Tax benefits aside, one of the biggest upsides of preferred shares is that they can provide not only fixed income, but also some certainty as to when their holders will get paid.

But investors should make sure they pick high-quality stock, since there are different types of preferred shares and, just like fixed-income securities, they have a credit rating attached to them.

Banks and utilities companies, for example, tend to be rated a bit higher than some smaller companies, which may not be as actively traded.

"All the big blue chip companies in Canada tend to have a higher than average credit ratings, but when you get into some preferred shares of companies that don't have that credit rating, investors have to know that the dividends can be reduced or even eliminated at any time," Strano said.

Some also have call dates, just like bonds do, so that investors can expect a timely repayment of their principle, while others are in perpetuity, which means a holder may not know when he or she will get the money.

Perpetual preferred shares are also more sensitive to interest rate changes, which tend to move in the opposite direction of the market value of preferred shares.

Tom Hamza, president of the Investor Education Fund, said that while preferred shares offer a middle ground between bonds and more volatile, lower-yield investments, people need to understand how they function and that they may be affected by interest rate changes.

"There are other real reasons why many people don't have them in their portfolio. . . . They're not as common as common shares — things like liquidity are important for some people and there isn't a great deal of liquidity in most of them," Hamza said.

"Certainly my impression is that there's a lot of people who ignore them, simply because they're complicated and in some ways different from everything else in their portfolio because they take almost a hybrid position."

Experts agree that risk isn't something many investors are comfortable with after the 2008 downturn, but many also say that if investors limit individual stocks to no more than five per cent of their portfolio they can reap some rewards.

"As long as investors can go through and do their homework and select the right one, they do have an appropriate place in some people's portfolios, in the appropriate amount," Strano said.

"It really depends what the investor's tolerance is for risk," he said. "Preferred shares tend to be a little bit more risky ... so we want to make sure that investors have a relatively moderate tolerance for risk."

A financial adviser would also want to make sure there's not too much overlap with other investments in the portfolio, and that buyers understand that preferred shares tend to act and trade more like a fixed income security than like the underlying common shares of the same company, he added.

"Typically, the reason an investor will take these kinds of investments is for the income that they produce, so you shouldn't be too worried about the market value of them, but you have to be aware that that risk does exist," Strano said.

James Hymas, president of Hymas Investment Management in Toronto, said preferred shares, which have taken a hit as investors speculate about what the U.S. Federal Reserve will do about its tapering program, are currently more attractive relative to bonds than they have been since the credit crunch.

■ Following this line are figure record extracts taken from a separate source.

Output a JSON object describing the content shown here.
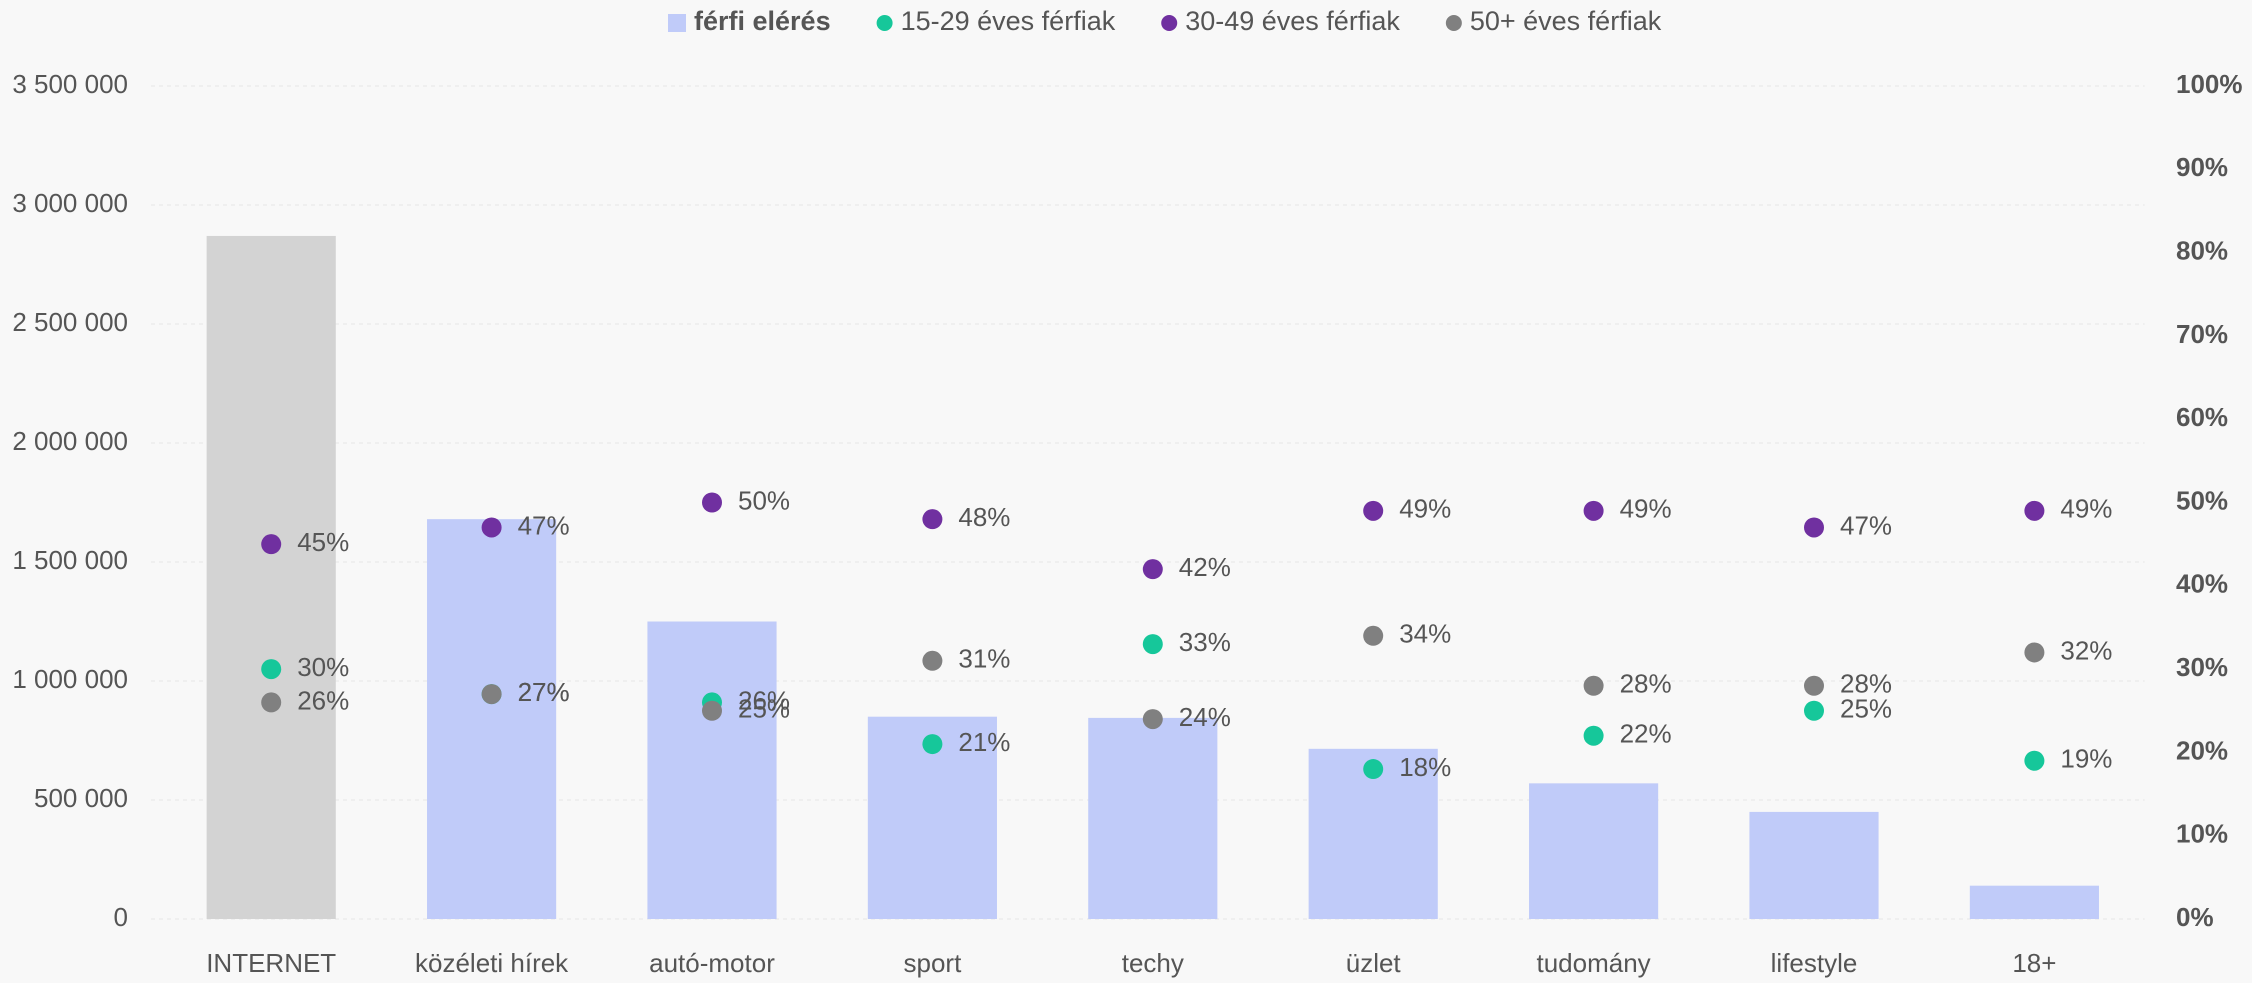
{
  "chart_data": {
    "type": "bar_dot",
    "categories": [
      "INTERNET",
      "közéleti hírek",
      "autó-motor",
      "sport",
      "techy",
      "üzlet",
      "tudomány",
      "lifestyle",
      "18+"
    ],
    "bar": {
      "name": "férfi elérés",
      "color": "#c0cbf9",
      "colors": [
        "#d3d3d3",
        "#c0cbf9",
        "#c0cbf9",
        "#c0cbf9",
        "#c0cbf9",
        "#c0cbf9",
        "#c0cbf9",
        "#c0cbf9",
        "#c0cbf9"
      ],
      "values": [
        2870000,
        1680000,
        1250000,
        850000,
        845000,
        715000,
        570000,
        450000,
        140000
      ]
    },
    "series": [
      {
        "name": "15-29 éves férfiak",
        "color": "#16c79a",
        "axis": "y2",
        "values": [
          30,
          27,
          26,
          21,
          33,
          18,
          22,
          25,
          19
        ],
        "value_labels": [
          "30%",
          "27%",
          "26%",
          "21%",
          "33%",
          "18%",
          "22%",
          "25%",
          "19%"
        ]
      },
      {
        "name": "30-49 éves férfiak",
        "color": "#7030a0",
        "axis": "y2",
        "values": [
          45,
          47,
          50,
          48,
          42,
          49,
          49,
          47,
          49
        ],
        "value_labels": [
          "45%",
          "47%",
          "50%",
          "48%",
          "42%",
          "49%",
          "49%",
          "47%",
          "49%"
        ]
      },
      {
        "name": "50+ éves férfiak",
        "color": "#808080",
        "axis": "y2",
        "values": [
          26,
          27,
          25,
          31,
          24,
          34,
          28,
          28,
          32
        ],
        "value_labels": [
          "26%",
          "27%",
          "25%",
          "31%",
          "24%",
          "34%",
          "28%",
          "28%",
          "32%"
        ]
      }
    ],
    "ylim": [
      0,
      3500000
    ],
    "yticks": [
      {
        "value": 0,
        "label": "0"
      },
      {
        "value": 500000,
        "label": "500 000"
      },
      {
        "value": 1000000,
        "label": "1 000 000"
      },
      {
        "value": 1500000,
        "label": "1 500 000"
      },
      {
        "value": 2000000,
        "label": "2 000 000"
      },
      {
        "value": 2500000,
        "label": "2 500 000"
      },
      {
        "value": 3000000,
        "label": "3 000 000"
      },
      {
        "value": 3500000,
        "label": "3 500 000"
      }
    ],
    "y2lim": [
      0,
      100
    ],
    "y2ticks": [
      {
        "value": 0,
        "label": "0%"
      },
      {
        "value": 10,
        "label": "10%"
      },
      {
        "value": 20,
        "label": "20%"
      },
      {
        "value": 30,
        "label": "30%"
      },
      {
        "value": 40,
        "label": "40%"
      },
      {
        "value": 50,
        "label": "50%"
      },
      {
        "value": 60,
        "label": "60%"
      },
      {
        "value": 70,
        "label": "70%"
      },
      {
        "value": 80,
        "label": "80%"
      },
      {
        "value": 90,
        "label": "90%"
      },
      {
        "value": 100,
        "label": "100%"
      }
    ],
    "grid": true
  }
}
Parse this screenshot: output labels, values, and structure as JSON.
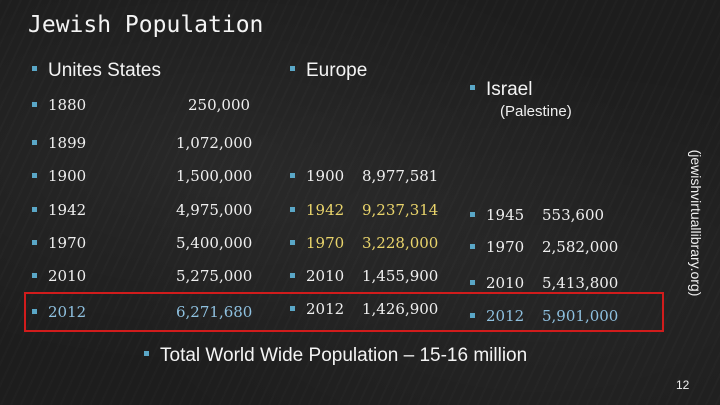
{
  "slide": {
    "title": "Jewish Population",
    "source_note": "(jewishvirtuallibrary.org)",
    "page_number": "12",
    "highlight_color": "#d11c1c",
    "accent_color": "#5aa7c7"
  },
  "columns": {
    "us": {
      "header": "Unites States",
      "rows": [
        {
          "year": "1880",
          "value": "250,000"
        },
        {
          "year": "1899",
          "value": "1,072,000"
        },
        {
          "year": "1900",
          "value": "1,500,000"
        },
        {
          "year": "1942",
          "value": "4,975,000"
        },
        {
          "year": "1970",
          "value": "5,400,000"
        },
        {
          "year": "2010",
          "value": "5,275,000"
        },
        {
          "year": "2012",
          "value": "6,271,680"
        }
      ]
    },
    "europe": {
      "header": "Europe",
      "rows": [
        {
          "year": "1900",
          "value": "8,977,581"
        },
        {
          "year": "1942",
          "value": "9,237,314"
        },
        {
          "year": "1970",
          "value": "3,228,000"
        },
        {
          "year": "2010",
          "value": "1,455,900"
        },
        {
          "year": "2012",
          "value": "1,426,900"
        }
      ]
    },
    "israel": {
      "header": "Israel",
      "subheader": "(Palestine)",
      "rows": [
        {
          "year": "1945",
          "value": "553,600"
        },
        {
          "year": "1970",
          "value": "2,582,000"
        },
        {
          "year": "2010",
          "value": "5,413,800"
        },
        {
          "year": "2012",
          "value": "5,901,000"
        }
      ]
    }
  },
  "footer": {
    "total_text": "Total World Wide Population – 15-16 million"
  }
}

"I believe that people will be nibbling away at the preferred shares market," Hymas said. "No taxable investor should own more than a bare minimum of long-term corporate bonds because preferred shares are much more attractive than long-term corporate bonds at this point."

So do your homework, decide how much you're willing to risk and speak with a financial adviser to see if the upside of investing in preferred shares outweighs the negatives for you.